Entrevista:O Estado inteligente

sábado, agosto 30, 2008

O risco Argentina



Dificuldades crescentes enfrentadas pelo governo argentino para administrar sua enorme dívida externa estão trazendo de volta o temor de um novo calote. A presidente Cristina Fernández de Kirchner, há pouco mais de oito meses no cargo que antes foi ocupado pelo marido Néstor, imaginava ter encontrado no presidente venezuelano, Hugo Chávez, um aliado com poder financeiro suficiente para evitar que surgissem também na área externa problemas tão complicados como os que acumulou internamente desde a posse. Mas a excessiva dependência de Chávez também se transformou em problema.

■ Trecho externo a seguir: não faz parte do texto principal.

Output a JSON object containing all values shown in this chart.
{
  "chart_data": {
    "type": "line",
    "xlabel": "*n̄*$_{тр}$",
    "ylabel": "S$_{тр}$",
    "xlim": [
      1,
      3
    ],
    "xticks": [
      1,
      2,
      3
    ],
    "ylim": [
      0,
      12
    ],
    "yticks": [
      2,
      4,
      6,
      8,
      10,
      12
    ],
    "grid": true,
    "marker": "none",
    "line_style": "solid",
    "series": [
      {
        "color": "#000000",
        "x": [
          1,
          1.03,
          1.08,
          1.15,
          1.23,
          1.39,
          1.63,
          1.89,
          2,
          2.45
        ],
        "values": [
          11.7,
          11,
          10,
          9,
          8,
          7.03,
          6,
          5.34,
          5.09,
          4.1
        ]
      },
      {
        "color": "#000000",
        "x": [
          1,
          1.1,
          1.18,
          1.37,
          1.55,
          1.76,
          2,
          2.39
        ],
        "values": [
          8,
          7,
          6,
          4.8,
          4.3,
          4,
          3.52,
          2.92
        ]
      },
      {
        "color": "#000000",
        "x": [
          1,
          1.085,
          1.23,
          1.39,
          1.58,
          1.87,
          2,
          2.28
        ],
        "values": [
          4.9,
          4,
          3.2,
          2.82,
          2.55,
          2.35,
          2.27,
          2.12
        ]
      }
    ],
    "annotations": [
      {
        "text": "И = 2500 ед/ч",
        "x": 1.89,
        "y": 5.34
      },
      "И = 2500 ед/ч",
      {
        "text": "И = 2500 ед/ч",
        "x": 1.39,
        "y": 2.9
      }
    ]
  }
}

Em 2002, depois de declarado o default da Argentina, o governo de Néstor Kirchner impôs aos credores a troca dos títulos da dívida - que ultrapassava os US$ 150 bilhões - por outros papéis, com deságios que significaram pesadas perdas para os investidores. Os detentores de cerca de US$ 20 bilhões em títulos recusaram-se a fazer a troca e, desde então, pressionam o governo argentino nos tribunais. Agora, noticia-se que o governo de Cristina Kirchner estaria disposto a amortizar 65% da parcela dos novos títulos que vencem em 2009 e trocar os 35% restantes por bônus, com vencimento em 2033. Além disso, cerca de US$ 6 bilhões devidos pela Argentina a credores oficiais reunidos no Clube de Paris ficaram sem renegociação no governo de Néstor Kirchner, e sem amortizações desde então. E os credores não aceitam renegociar o débito enquanto a Argentina não admitir a interferência do FMI - o que o governo de Cristina Kirchner considera inadmissível.

Sem ter acesso ao sistema financeiro internacional, o governo argentino corre o risco de não conseguir atender às suas necessidades de financiamento externo em 2009. E a situação se deteriora. Há pouco mais de duas semanas, a agência de riscos Standard & Poor?s rebaixou a classificação dos títulos argentinos para B-, que é apenas dois degraus acima do risco iminente de calote. Alguns dias depois, foi a agência Moody?s que reduziu a nota da dívida argentina (que, para essa agência, ainda está no nível "estável"). Na semana passada, a agência Fitch informou que está avaliando o desempenho da economia argentina e não afastou a possibilidade de reduzir a nota do país. O Banco de Espanha, que é o banco central espanhol, classificou a Argentina como um país "com risco elevado ou muito elevado" nos campos comercial, econômico e de investimentos.

A condução da política econômica pelo governo Kirchner, duramente contestada no país e no exterior, agrava a crise. Por exemplo, o governo passou a manipular os índices de inflação, entre outros motivos, porque a remuneração de 40% dos novos títulos da dívida, de US$ 150 bilhões, está indexada. Instituições privadas estimam uma inflação real pelo menos três vezes superior à anunciada pelo governo, de 9%. 

O apoio político e financeiro do caudilho Hugo Chávez, que parecia ser a grande solução para os problemas de financiamento da Argentina, foi outro tiro que saiu pela culatra. Sempre que precisou de ajuda externa, o governo argentino recorreu a Chávez, que nunca a negou. De 2005 até agora, Chávez comprou US$ 9,2 bilhões em títulos argentinos. A última compra, porém, foi desastrosa para a já combalida credibilidade da Argentina. Chávez adquiriu US$ 1 bilhão em títulos argentinos, mas com uma taxa de remuneração recorde, de 15% ao ano. Não contente, em dois dias revendeu pelo valor de face todos os papéis, que comprara com generoso desconto.

A interpretação do mercado financeiro não poderia ser diferente do que foi. Se o governo Kirchner aceitou pagar tanto, e para um credor capaz de fazer uma jogada financeira como a que Chávez fez com os títulos argentinos, é porque está sem nenhuma outra fonte de financiamento, e pode ter dificuldades para honrar a dívida vencida. Imediatamente, a cotação dos títulos da dívida argentina despencou e os sinais da desconfiança internacional começaram a se espalhar.

Voluntariosa, Cristina Kirchner não reconhece erros nem problemas. "Não me arrependo de nada. Voltaria a fazer tudo igual", disse. Resta saber até quando e a que custo para os argentinos insistirá em manter o rumo de sua política.